In SG C, rotating probe eddy current testing revealed a possible loose part indication in one tube and a single volumetric indication in an adjacent tube. A visual inspection in the region of these indications revealed a nail. At the time of the call, the licensee was making arrangements to retrieve the loose part. If the licensee is not successful in retrieving the nail, then the tube will be plugged. The licensee speculated that the nail could have come from wood scaffolding used in construction. The single volumetric indication had not been sized at the time of the call since the licensee needed to re-acquire the eddy current data using a calibration standard suitable for sizing loose part wear indications.
The licensee also indicated that they performed examination of all installed plugs on the hot-leg side of the SG with no evidence of leakage from the plugs. Examinations of the plugs on the cold-leg side of the SG were planned for later in the outage.

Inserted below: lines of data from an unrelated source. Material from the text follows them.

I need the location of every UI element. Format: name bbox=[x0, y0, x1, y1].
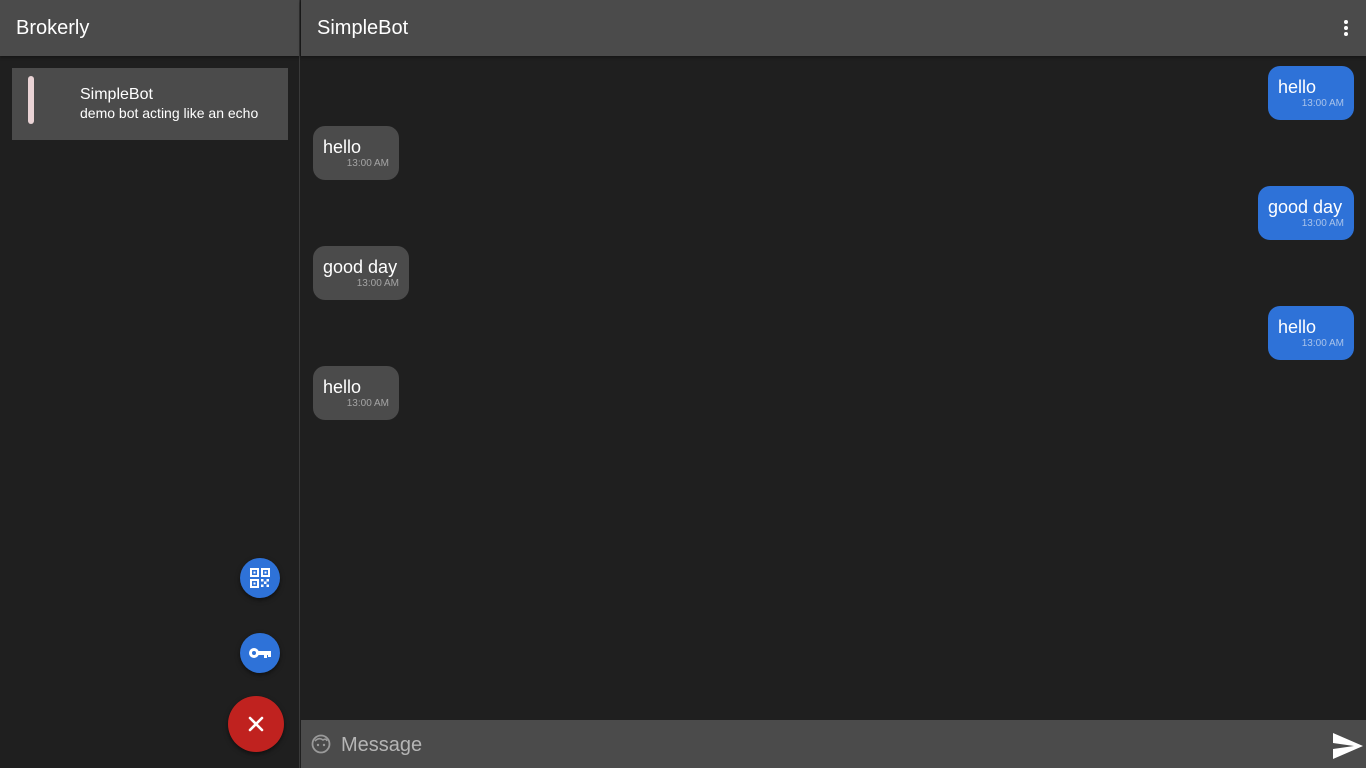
more-options-button[interactable] bbox=[1336, 16, 1356, 40]
app-title: Brokerly bbox=[16, 16, 90, 39]
chat-header: SimpleBot bbox=[301, 0, 1366, 56]
message-text: hello bbox=[1278, 317, 1317, 337]
chat-title: SimpleBot bbox=[317, 16, 409, 39]
message-time: 13:00 AM bbox=[346, 158, 389, 169]
message-text: hello bbox=[323, 377, 362, 397]
message-bubble-outgoing: hello 13:00 AM bbox=[1268, 66, 1354, 120]
message-composer bbox=[301, 720, 1366, 768]
message-time: 13:00 AM bbox=[1301, 338, 1344, 349]
message-bubble-incoming: hello 13:00 AM bbox=[313, 366, 399, 420]
message-time: 13:00 AM bbox=[1301, 218, 1344, 229]
send-button[interactable] bbox=[1332, 732, 1364, 760]
message-input[interactable] bbox=[341, 730, 1301, 760]
chat-list-item-simplebot[interactable]: SimpleBot demo bot acting like an echo bbox=[12, 68, 288, 140]
message-text: hello bbox=[1278, 77, 1317, 97]
message-bubble-outgoing: good day 13:00 AM bbox=[1258, 186, 1354, 240]
emoji-icon bbox=[311, 734, 331, 754]
message-list: hello 13:00 AM hello 13:00 AM good day 1… bbox=[301, 56, 1366, 720]
chat-list-item-texts: SimpleBot demo bot acting like an echo bbox=[80, 86, 258, 122]
chat-panel: SimpleBot hello 13:00 AM hello 13:00 AM … bbox=[301, 0, 1366, 768]
message-text: good day bbox=[1268, 197, 1343, 217]
message-bubble-incoming: good day 13:00 AM bbox=[313, 246, 409, 300]
close-icon bbox=[248, 716, 264, 732]
message-bubble-incoming: hello 13:00 AM bbox=[313, 126, 399, 180]
sidebar-header: Brokerly bbox=[0, 0, 299, 56]
key-button[interactable] bbox=[240, 633, 280, 673]
chat-list-item-name: SimpleBot bbox=[80, 86, 153, 103]
qr-code-icon bbox=[250, 568, 270, 588]
qr-code-button[interactable] bbox=[240, 558, 280, 598]
message-text: hello bbox=[323, 137, 362, 157]
chat-list-item-description: demo bot acting like an echo bbox=[80, 105, 259, 121]
message-time: 13:00 AM bbox=[346, 398, 389, 409]
message-bubble-outgoing: hello 13:00 AM bbox=[1268, 306, 1354, 360]
message-text: good day bbox=[323, 257, 398, 277]
avatar bbox=[28, 76, 34, 124]
message-time: 13:00 AM bbox=[1301, 98, 1344, 109]
key-icon bbox=[249, 648, 271, 658]
send-icon bbox=[1333, 733, 1363, 759]
more-vert-icon bbox=[1344, 20, 1348, 36]
emoji-button[interactable] bbox=[311, 734, 331, 754]
message-time: 13:00 AM bbox=[356, 278, 399, 289]
close-button[interactable] bbox=[228, 696, 284, 752]
sidebar: Brokerly SimpleBot demo bot acting like … bbox=[0, 0, 300, 768]
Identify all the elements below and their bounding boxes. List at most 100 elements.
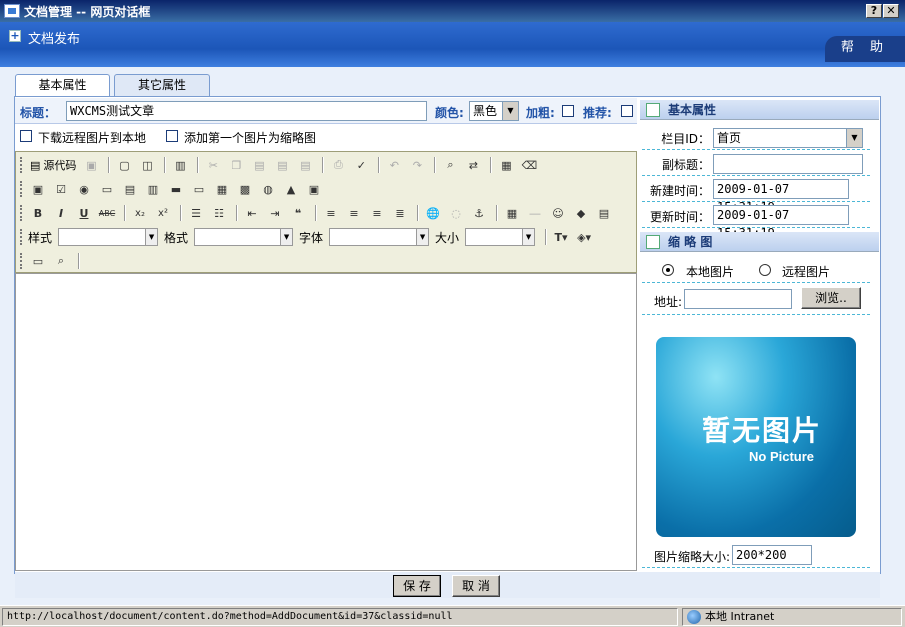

The NRC did not identify any issues with the scope or results of the examinations as a result of the information provided during the call. The NRC asked to be informed if the licensee detects any more crack-like indications or any new degradation mechanisms during the remainder of the inspections.
Subsequent to the phone call, the staff was informed that upon additional review of the six tubes with an eddy current offset signal, one additional tube was classified as having an axial crack-like indication. As a result, a total of three tubes had axial crack-like indications and three had no detectable degradation. All six tubes were to be plugged. The indication in this additional tube was found with a bobbin coil and had a very low voltage (0.04 volts).
In addition, the staff was informed that the nail in SG C, which was discussed above, was removed from the SG. As a result, there is only one known foreign object remaining in any of the four SGs. This foreign object was identified in SG C during the first RFO and remains steadfastly stuck between two tubes in its original location.